Pour dissiper la surprise et le malaise qui montent chez mes compères, le maître des lieux lâche un « alors, qu’est ce que tu nous amènes ? » enjoué.
« C’est Shackleton Base ? » tente l’un.
« Si c’est S.E.T.I, j’espère que t’as bossé les règles cette fois-ci, haha » plaisante l’autre.
Je ne réponds pas. Je ne parle pas. Je n’y arrive tout simplement pas. Le malaise s’épaissit.
« Ha si, je sais, c’est le gros truc de Feld, t’avais pas dit que t’allais le prendre ? Machin-lution là ».
J’ouvre le sac, et je dégaine THUNDERROAD VENDETTA d’un geste crispé.
Silence. Sidération.
« Ce soir on ne réfléchit pas. Ce soir on joue. » Je suis soulagé, et en même temps, j’ai peur. Je me tourne vers la chaîne. Je lance Fuel. La BO parfaite d’une soirée qui fera beaucoup de victimes, et très peu de vainqueurs.
GIVE ME FUEL, GIVE ME FIRE, GIVE ME THAT WHICH I DESIRE OOOH
Ligne de départ. Début du tour 2. Déjà 2 véhicules calcinés.

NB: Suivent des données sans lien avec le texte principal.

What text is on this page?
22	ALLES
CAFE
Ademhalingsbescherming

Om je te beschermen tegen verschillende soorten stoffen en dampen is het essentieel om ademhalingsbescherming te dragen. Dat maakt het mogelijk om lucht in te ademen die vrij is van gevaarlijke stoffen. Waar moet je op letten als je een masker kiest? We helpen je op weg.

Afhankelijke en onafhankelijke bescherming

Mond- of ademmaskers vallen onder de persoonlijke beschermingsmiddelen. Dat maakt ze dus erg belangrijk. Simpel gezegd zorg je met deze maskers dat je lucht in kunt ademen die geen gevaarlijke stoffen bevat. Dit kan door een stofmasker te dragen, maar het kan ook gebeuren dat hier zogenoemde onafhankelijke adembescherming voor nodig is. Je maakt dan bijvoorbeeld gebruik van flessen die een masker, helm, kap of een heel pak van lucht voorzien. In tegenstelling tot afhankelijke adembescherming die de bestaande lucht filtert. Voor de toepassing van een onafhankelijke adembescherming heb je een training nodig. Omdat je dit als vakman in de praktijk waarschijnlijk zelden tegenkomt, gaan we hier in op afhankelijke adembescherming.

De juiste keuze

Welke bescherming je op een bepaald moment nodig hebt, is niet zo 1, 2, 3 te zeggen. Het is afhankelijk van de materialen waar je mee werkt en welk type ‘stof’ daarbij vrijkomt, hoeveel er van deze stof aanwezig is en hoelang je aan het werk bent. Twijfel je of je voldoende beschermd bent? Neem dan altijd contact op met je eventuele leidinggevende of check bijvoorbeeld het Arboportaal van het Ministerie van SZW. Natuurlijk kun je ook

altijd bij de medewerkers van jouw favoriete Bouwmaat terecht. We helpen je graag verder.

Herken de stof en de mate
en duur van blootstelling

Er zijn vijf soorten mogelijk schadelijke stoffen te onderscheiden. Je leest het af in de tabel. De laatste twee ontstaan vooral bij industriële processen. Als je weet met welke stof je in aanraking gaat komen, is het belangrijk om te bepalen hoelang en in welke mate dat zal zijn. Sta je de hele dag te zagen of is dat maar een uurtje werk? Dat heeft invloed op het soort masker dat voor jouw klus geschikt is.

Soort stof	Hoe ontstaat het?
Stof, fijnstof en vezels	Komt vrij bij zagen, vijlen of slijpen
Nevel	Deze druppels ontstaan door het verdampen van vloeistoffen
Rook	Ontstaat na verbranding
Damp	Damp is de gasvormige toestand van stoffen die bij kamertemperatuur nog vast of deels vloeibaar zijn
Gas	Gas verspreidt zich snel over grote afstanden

Merde quoi, c’est samedi soir, pour une fois, pour une fois, je veux faire quelque chose de simple. De furieux et de rapide. Et je pense avoir misé sur le bon cheval pour ça.
Quand on aime Mad Max et le post-apo en général, qu’on est sensible aux bonnes oeuvres de Restoration Games et qu’on ne crache pas sur la DA nerveuse et vintage de Marie Bergeron, THUNDERROAD VENDETTA coche beaucoup de cases. Mais passer à l’acte d’achat, pour un indécrottable kubenboiste comme bibi, ça n’a rien d’évident.
Déjà parce qu’il est cher putain. 200 boules en VO avec même pas toutes les extensions (je n’ai pas pris Big Rig and the Final Five) : je prends un très gros risque si le jeu s’avère n’être rien d’autre que les petits chevaux avec des bagnoles et de la nitro.
Ce n’est pas le cas. Bénis soient les dieux de l’asphalte, dans toute leur gloire chromée !
THUNDERROAD VENDETTA est une incroyable machine à puteries et à plans foireux, truffée d’échecs glorieux et de victoires sans éclat.
Ballec de l’asphalte ! Je traverse la boue. Je traverse le feu. Et je-me-tape-la-rampe !!!
J’aime beaucoup son gameplay … à base de dés. C’était pas gagné. Mais honnêtement, même si c’est parfois bêtement random, ça marche.
Vous avez 3 véhicules et 4 dés. Chacun son tour, on affecte un dé à un de ses véhicules, et on avance d’autant d’emplacements que sa valeur. Que faire ?
Tout miser sur un véhicule, quitte à se mettre une grosse cible sur le capot ? Faire du hors-piste ? Rester dans le troupeau, sans trop se mettre en avant (autrement appelé syndrome Root, ou la peur de l’effet "bash-the-leader") ? Ou rentrer dans les autres, pour provoquer un chaos indicible dont personne ne peut augurer du résultat ?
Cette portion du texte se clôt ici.